Rentabilizar o cultivo, boas práticas de manejo e comércio no cultivo de ostras nativas nas águas quentes do Norte e Nordeste. Esses foram os objetivos dos pesquisadores ligados a aquicultura da Embrapa Tabuleiros Costeiros e vários representantes estaduais do Sebrae, ao definirem, em Aracaju, uma agenda de ações. 

“Nessas regiões, o cultivo de ostras nativas ainda apresenta um baixo rendimento, existindo a possibilidade de elevar o retorno financeiro ao produtor e de melhorar a qualidade para comercialização e consumo”, afirma Jefferson Legat, pesquisador em Aquicultura e Recursos Pesqueiros da Embrapa Tabuleiros Costeiros, que coordena as ações com ostras nativas do projeto Aquitech (Aquicultura com Tecnologia e Sustentabilidade) que propõe avaliar e adaptar técnicas e tecnologias para a produção, com sustentabilidade, da ostra nativa da espécie Crassostrea gasar que possui potencial de cultivo ao longo de todo o litoral brasileiro. 

Isso porque, 90% das ostras cultivadas no país vem das águas frias de Santa Catarina onde predominam o cultivo e consumo da ostra do Pacífico Crassostrea gigas cuja produção está restrita à águas mais frias. “As temperaturas mais quentes comprometem as taxas de crescimento e sobrevivência dessa espécie”, complementa o pesquisador. 

“A produção de ostras no Norte e Nordeste é limitada pelas dificuldades em separar corretamente as espécies de ostras nativas para cultivo, em obter sementes de forma regular para suprir os cultivos de engorda e adequar o melhor sistema de engorda para as diferentes regiões do país”, ressalta Jefferson 

Além dessa proposta, a Embrapa Tabuleiros Costeiros lidera o projeto OstraNNE (Bases tecnológicas para a produção sustentável de ostras nativas no Norte e Nordeste ). Os projetos são executados em parceria com instituições públicas e privadas, engloba pesquisa com coleta de sementes e de engorda, maturação de reprodutores, desova, alimentação, identificação de fatores ambientais para maturação sexual, crescimento, sobrevivência de jovens e adultos além de identificar os contaminantes e microrganismos patogênicos que possam trazer riscos à saúde dos animais de cultivo e à saúde humana. 

Também faz parte da proposta, desenvolver produtos de fácil manipulação, voltados para agroindústrias de pequeno porte, determinando a sua vida de prateleira.

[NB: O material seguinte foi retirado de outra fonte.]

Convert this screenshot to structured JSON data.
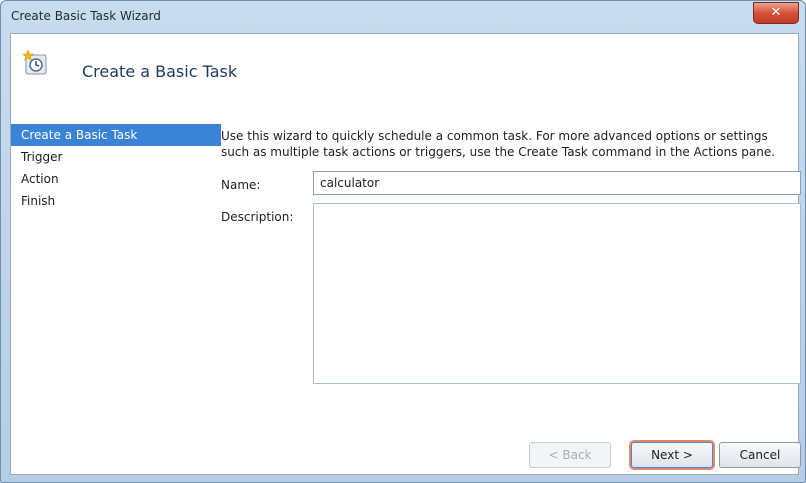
{
  "window": {
    "title": "Create Basic Task Wizard",
    "close_glyph": "✕"
  },
  "header": {
    "title": "Create a Basic Task",
    "icon": "task-scheduler-clock-icon"
  },
  "nav": {
    "items": [
      {
        "label": "Create a Basic Task",
        "active": true
      },
      {
        "label": "Trigger",
        "active": false
      },
      {
        "label": "Action",
        "active": false
      },
      {
        "label": "Finish",
        "active": false
      }
    ]
  },
  "main": {
    "intro_line1": "Use this wizard to quickly schedule a common task.  For more advanced options or settings",
    "intro_line2": "such as multiple task actions or triggers, use the Create Task command in the Actions pane.",
    "name_label": "Name:",
    "name_value": "calculator",
    "description_label": "Description:",
    "description_value": ""
  },
  "footer": {
    "back_label": "< Back",
    "next_label": "Next >",
    "cancel_label": "Cancel"
  },
  "colors": {
    "accent": "#3b83d6",
    "title_text": "#1e395b",
    "close_red": "#c33a22",
    "next_focus_outline": "#e08a68"
  }
}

“Ao final deste projeto, pretende-se fornecer bases tecnológicas para o crescimento responsável da produção de ostras nativas do Norte e Nordeste, a Crassostrea gasar, contribuindo na melhoria da qualidade do produto para comercialização e da segurança alimentar para o consumidor”, disse a pesquisadora Angela Legat, especialista em genética e reprodução de moluscos bivalves, coordenadora do projeto OstraNNE.

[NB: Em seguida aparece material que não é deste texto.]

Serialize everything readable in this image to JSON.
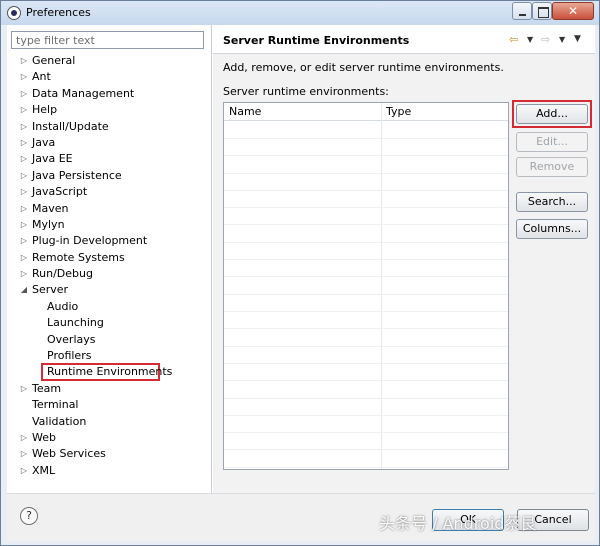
{
  "window": {
    "title": "Preferences",
    "icon": "eclipse-icon",
    "close_glyph": "✕"
  },
  "filter": {
    "placeholder": "type filter text"
  },
  "tree": {
    "items": [
      {
        "label": "General",
        "expander": "▷"
      },
      {
        "label": "Ant",
        "expander": "▷"
      },
      {
        "label": "Data Management",
        "expander": "▷"
      },
      {
        "label": "Help",
        "expander": "▷"
      },
      {
        "label": "Install/Update",
        "expander": "▷"
      },
      {
        "label": "Java",
        "expander": "▷"
      },
      {
        "label": "Java EE",
        "expander": "▷"
      },
      {
        "label": "Java Persistence",
        "expander": "▷"
      },
      {
        "label": "JavaScript",
        "expander": "▷"
      },
      {
        "label": "Maven",
        "expander": "▷"
      },
      {
        "label": "Mylyn",
        "expander": "▷"
      },
      {
        "label": "Plug-in Development",
        "expander": "▷"
      },
      {
        "label": "Remote Systems",
        "expander": "▷"
      },
      {
        "label": "Run/Debug",
        "expander": "▷"
      },
      {
        "label": "Server",
        "expander": "◢"
      },
      {
        "label": "Audio"
      },
      {
        "label": "Launching"
      },
      {
        "label": "Overlays"
      },
      {
        "label": "Profilers"
      },
      {
        "label": "Runtime Environments",
        "selected": true
      },
      {
        "label": "Team",
        "expander": "▷"
      },
      {
        "label": "Terminal"
      },
      {
        "label": "Validation"
      },
      {
        "label": "Web",
        "expander": "▷"
      },
      {
        "label": "Web Services",
        "expander": "▷"
      },
      {
        "label": "XML",
        "expander": "▷"
      }
    ]
  },
  "page": {
    "title": "Server Runtime Environments",
    "description": "Add, remove, or edit server runtime environments.",
    "list_label": "Server runtime environments:",
    "nav": {
      "back": "⇦",
      "forward": "⇨",
      "dropdown": "▼",
      "menu": "▼"
    }
  },
  "table": {
    "columns": [
      "Name",
      "Type"
    ],
    "rows": []
  },
  "buttons": {
    "add": "Add...",
    "edit": "Edit...",
    "remove": "Remove",
    "search": "Search...",
    "columns": "Columns..."
  },
  "dialog": {
    "help": "?",
    "ok": "OK",
    "cancel": "Cancel"
  },
  "watermark": "头条号 / Android蔡艮",
  "colors": {
    "highlight": "#d42b35",
    "title_bar": "#c7d8ee"
  }
}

As ações do Aquitech relacionadas à ostra nativa Crassostrea gasar compreendem a capacitação de 120 produtores e técnicos para produção em ambientes litorâneos tropicais, protocolos de maturação, desova e alimentação de formas jovens, protocolos de produção para fase de engorda, definição de boas práticas de uso de micro-depuradoras em áreas de cultivo e comercialização por produtores e proprietários de bares e restaurantes disponibilizado ao público, como também modelo de negócio para a produção da ostra nativa. 

Para isso, pesquisadores da Embrapa Tabuleiros Costeiros e gestores e técnicos do Sebrae nacional e de unidades do nordeste se reuniram nos dias 11 e 12 de abril para elaborar um plano de ações para a ostreicultura dos estados do Pará, Rio Grande do Norte, Paraíba Alagoas e Sergipe visto que o Sebrae dispõe de R$ 768 mil de recursos alocados no Aquitech e a Embrapa dispõe de R$ 626 mil alocados no OstraNNE.  

“A reunião foi muito produtiva em termos de planejamento, pois os projetos vão abrir vários postos de negócios, vislumbrando oportunidades no segmento de ostras, ao unir as pesquisas da Embrapa com o conhecimento de mercado do Sebrae”, disse a analista da Unidade de Competitividade do Sebrae Nacional, Newman Costa.